The United States — which has resisted calls for it to press its ally Israel to halt the fighting — was sending Secretary of State
Condoleezza Rice to the region, arriving in Israel Tuesday or Wednesday after stopping over in Arab nations, Israeli officials said. They spoke on condition of anonymity because the schedule was not yet confirmed.
The mission would be the first U.S. diplomatic effort on the ground since the Israeli onslaught against Lebanon began nine days ago.
Ships lined up at Beirut’s port as a massive evacuation effort to pull out Americans and other foreigners desperate to flee the fighting picked up speed. U.S. officials said more than 8,000 of the roughly 25,000 Americans who live or work in Lebanon will be evacuated by the weekend.
Lebanese, meanwhile, streamed north into the capital and other regions, crowding into schools, relatives’ homes or hotels. Taxi drivers in the south were charging up to $400 per person for rides to Beirut — more than 40 times the usual price. In remote villages of the south, cut off by strikes, residents made their way out over the mountains by foot.
The price of food, medical supplies and gasoline rose by as much as 500 percent in parts of Lebanon on Thursday as Israel’s relentless bombardment destroyed roads, bridges and other supply routes. The World Food Program said estimates of basic food supplies ranged from one to three months.
Neither side showed any sign of backing down.

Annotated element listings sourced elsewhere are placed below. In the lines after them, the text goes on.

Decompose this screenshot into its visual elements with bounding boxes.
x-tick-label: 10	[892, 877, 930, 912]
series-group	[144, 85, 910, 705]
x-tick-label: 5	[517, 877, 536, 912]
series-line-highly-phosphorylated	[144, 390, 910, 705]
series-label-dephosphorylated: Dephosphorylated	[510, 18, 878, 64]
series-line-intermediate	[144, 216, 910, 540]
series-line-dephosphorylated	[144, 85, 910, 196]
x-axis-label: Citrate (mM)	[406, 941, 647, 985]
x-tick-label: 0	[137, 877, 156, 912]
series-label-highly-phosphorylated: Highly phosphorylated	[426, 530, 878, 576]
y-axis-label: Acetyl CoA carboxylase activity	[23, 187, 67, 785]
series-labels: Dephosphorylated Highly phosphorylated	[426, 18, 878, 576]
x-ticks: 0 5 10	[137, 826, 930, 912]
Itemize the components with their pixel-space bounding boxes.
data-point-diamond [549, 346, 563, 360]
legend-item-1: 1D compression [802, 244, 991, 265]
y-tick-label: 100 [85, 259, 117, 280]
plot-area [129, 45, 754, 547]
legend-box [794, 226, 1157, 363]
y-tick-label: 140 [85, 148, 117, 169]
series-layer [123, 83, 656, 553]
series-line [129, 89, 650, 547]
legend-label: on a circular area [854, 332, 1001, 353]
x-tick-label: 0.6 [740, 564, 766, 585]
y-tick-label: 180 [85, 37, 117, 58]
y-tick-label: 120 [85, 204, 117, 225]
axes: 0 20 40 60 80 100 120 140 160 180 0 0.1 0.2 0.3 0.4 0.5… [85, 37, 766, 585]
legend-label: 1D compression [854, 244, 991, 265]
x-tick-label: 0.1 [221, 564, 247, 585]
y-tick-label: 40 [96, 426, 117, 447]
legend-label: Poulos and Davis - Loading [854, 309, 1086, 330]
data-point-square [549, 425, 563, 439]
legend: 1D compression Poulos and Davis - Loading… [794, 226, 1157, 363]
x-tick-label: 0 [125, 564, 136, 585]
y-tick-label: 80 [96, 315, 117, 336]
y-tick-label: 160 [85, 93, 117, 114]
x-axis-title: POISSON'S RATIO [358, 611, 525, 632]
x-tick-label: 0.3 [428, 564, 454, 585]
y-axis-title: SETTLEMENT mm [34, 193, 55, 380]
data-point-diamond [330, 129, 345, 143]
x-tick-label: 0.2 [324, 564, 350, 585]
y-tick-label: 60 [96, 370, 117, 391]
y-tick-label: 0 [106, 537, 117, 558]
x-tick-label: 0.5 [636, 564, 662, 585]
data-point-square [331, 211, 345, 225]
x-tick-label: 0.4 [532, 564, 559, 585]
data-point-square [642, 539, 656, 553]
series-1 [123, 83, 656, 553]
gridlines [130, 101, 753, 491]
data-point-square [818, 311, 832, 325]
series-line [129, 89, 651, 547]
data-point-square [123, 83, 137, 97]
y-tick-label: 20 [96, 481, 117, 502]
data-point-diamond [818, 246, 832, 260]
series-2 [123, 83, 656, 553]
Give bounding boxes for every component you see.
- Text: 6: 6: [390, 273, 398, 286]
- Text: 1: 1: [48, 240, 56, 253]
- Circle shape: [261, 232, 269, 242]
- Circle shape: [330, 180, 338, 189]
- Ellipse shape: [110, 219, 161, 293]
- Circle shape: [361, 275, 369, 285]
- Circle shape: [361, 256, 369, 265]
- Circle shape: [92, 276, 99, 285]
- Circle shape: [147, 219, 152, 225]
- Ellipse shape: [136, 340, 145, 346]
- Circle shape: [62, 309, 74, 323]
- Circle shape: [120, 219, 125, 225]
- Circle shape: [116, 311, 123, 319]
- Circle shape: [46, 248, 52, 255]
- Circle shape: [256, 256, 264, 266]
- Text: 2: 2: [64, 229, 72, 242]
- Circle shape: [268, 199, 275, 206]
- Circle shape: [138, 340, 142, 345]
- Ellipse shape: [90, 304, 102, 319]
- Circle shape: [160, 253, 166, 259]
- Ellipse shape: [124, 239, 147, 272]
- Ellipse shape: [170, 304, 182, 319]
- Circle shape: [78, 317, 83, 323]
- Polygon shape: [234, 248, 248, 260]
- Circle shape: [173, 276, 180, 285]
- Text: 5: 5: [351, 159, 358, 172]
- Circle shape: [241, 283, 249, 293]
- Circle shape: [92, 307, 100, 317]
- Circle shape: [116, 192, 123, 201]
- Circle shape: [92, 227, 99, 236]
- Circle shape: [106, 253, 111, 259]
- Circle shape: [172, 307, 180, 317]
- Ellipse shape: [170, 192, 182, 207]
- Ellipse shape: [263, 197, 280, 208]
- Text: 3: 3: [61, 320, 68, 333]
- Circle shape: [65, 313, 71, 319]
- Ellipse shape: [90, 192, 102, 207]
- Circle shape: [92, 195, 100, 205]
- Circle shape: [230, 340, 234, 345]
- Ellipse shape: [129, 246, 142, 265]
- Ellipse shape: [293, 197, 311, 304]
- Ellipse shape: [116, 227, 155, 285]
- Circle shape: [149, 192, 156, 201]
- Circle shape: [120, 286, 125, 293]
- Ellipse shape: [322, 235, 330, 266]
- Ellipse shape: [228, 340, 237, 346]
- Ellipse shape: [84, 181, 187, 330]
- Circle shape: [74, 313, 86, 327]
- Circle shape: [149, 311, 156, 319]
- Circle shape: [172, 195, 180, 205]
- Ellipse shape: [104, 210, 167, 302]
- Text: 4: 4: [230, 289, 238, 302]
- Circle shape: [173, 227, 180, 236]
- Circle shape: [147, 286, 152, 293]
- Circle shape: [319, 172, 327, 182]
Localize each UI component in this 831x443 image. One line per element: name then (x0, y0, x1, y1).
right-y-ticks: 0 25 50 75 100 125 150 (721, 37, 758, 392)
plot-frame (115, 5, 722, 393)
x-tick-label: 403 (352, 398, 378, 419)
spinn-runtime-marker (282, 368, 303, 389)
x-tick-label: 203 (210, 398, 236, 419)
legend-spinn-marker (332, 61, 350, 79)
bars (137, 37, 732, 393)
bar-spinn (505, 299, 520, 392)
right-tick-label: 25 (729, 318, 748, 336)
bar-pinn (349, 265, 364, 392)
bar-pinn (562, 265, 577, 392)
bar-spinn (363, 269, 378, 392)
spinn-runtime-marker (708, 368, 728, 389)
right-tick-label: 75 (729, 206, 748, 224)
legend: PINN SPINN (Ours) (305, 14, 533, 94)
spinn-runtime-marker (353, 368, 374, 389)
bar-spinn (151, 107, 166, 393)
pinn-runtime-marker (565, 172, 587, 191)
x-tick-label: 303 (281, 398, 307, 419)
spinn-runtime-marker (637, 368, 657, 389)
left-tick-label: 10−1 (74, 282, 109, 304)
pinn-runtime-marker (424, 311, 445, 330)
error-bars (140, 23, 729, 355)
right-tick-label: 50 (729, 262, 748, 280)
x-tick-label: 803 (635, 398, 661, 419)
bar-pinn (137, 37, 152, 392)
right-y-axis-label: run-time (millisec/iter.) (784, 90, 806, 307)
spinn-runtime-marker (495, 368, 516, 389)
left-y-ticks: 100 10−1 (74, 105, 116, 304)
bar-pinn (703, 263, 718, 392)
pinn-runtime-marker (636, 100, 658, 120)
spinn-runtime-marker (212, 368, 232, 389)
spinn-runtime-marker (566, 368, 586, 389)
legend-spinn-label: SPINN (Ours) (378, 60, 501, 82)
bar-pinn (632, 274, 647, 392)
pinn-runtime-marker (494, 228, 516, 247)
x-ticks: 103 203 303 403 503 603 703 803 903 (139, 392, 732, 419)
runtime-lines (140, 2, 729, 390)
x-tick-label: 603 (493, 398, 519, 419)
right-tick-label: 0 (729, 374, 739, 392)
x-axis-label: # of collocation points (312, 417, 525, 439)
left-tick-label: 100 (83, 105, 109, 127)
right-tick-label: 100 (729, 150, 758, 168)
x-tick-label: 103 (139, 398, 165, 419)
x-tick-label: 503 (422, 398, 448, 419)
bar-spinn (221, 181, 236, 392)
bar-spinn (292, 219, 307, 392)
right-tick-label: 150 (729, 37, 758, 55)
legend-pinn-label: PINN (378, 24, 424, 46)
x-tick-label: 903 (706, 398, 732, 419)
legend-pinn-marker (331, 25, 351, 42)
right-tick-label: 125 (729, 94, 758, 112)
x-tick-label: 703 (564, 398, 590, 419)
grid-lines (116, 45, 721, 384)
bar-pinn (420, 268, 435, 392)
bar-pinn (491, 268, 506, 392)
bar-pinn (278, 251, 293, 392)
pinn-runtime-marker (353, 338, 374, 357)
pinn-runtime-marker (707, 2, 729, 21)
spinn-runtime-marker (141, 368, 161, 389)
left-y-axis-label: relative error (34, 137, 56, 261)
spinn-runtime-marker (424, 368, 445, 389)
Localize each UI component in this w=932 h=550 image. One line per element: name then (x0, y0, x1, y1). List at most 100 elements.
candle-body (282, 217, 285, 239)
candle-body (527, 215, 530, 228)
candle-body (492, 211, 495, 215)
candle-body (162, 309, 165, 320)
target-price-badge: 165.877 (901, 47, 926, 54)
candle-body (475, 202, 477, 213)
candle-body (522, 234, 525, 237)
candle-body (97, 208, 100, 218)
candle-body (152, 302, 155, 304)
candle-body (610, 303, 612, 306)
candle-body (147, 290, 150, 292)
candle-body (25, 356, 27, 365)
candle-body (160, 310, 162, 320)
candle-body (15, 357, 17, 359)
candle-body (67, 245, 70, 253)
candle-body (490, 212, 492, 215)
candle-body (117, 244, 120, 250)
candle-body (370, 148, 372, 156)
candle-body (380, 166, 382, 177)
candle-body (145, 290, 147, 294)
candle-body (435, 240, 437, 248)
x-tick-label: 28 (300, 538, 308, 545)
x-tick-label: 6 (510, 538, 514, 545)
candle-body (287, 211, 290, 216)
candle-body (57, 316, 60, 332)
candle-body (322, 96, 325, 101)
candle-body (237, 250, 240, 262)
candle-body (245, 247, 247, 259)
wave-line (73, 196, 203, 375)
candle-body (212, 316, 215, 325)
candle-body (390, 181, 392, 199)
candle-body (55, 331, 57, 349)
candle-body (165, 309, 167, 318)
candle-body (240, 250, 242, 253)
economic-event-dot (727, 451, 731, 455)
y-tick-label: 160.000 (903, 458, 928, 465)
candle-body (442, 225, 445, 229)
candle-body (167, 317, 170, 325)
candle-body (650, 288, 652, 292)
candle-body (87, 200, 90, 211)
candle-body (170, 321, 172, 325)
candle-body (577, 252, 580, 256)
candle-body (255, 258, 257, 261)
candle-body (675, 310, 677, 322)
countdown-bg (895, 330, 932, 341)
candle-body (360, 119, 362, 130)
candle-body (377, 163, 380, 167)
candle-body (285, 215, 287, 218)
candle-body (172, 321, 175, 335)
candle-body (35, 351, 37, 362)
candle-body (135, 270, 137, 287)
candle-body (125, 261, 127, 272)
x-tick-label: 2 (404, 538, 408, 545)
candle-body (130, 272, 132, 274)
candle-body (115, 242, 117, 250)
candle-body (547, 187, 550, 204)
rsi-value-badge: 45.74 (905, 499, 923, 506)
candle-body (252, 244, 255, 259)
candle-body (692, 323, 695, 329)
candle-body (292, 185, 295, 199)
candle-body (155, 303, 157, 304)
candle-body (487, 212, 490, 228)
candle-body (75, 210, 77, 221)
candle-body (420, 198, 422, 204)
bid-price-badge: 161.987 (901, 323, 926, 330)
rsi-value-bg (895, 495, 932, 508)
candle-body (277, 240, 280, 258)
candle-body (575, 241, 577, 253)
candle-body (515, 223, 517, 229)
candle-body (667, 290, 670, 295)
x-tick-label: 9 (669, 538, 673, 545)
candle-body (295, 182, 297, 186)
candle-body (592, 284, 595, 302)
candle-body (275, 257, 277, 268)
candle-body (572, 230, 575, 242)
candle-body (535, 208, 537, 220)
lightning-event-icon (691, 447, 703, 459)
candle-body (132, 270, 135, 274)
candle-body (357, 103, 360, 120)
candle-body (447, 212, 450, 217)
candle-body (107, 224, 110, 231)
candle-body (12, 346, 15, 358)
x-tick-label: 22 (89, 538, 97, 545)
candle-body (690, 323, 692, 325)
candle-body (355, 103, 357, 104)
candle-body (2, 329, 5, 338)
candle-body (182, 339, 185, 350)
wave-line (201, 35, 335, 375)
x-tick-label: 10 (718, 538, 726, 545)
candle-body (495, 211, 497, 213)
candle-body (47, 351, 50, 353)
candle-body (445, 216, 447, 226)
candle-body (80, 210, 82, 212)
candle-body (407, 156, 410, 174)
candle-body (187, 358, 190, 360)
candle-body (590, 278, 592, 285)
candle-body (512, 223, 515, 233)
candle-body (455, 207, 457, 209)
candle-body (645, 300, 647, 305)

Hezbollah leader Sheik Hassan Nasrallah shrugged off concerns of a stepped-up Israeli onslaught, vowing never to release two Israeli soldiers captured by his guerrillas. He said they would be freed only as part of a prisoner exchange brokered through indirect negotiations.
He spoke in an interview with the Al-Jazeera news network taped Thursday to show he had survived a heavy airstrike in south Beirut that Israel said targeted a Hezbollah underground leadership bunker. The guerrillas said the strike only hit a mosque under construction and no one was hurt.
The U.N. estimated that about a half-million people have been displaced in Lebanon, with 130,000 fleeing to Syria and about 45,000 believed to be in need of assistance.
In preparation for a more powerful punch deeper into Lebanon, an Israeli military radio station that broadcasts into the south issued what it called “a strict warning” that Israeli forces would “act immediately” to halt Hezbollah rocket fire.
“It will act in word and deed inside the villages of the south against these aggressive terrorist acts. Therefore all residents of south Lebanon south of the Litani must leave their areas immediately for their own safety,” the message in Arabic on the Al-Mashriq station said.
More than 300,000 people are believed to live south of the Litani — which twice has been the border line for Israeli buffer zones. In 1978, Israel invaded up to the Litani to drive back Palestinian guerrillas, withdrawing from most of the south months later.
Israel invaded Lebanon again in a much bigger operation in June 1982 when its forces seized parts of Beirut. It eventually carved out a buffer zone that stopped at the Litani. That zone was reduced gradually but the Israeli presence lasted for 18 years until 2000, when it withdrew its troops completely from the country.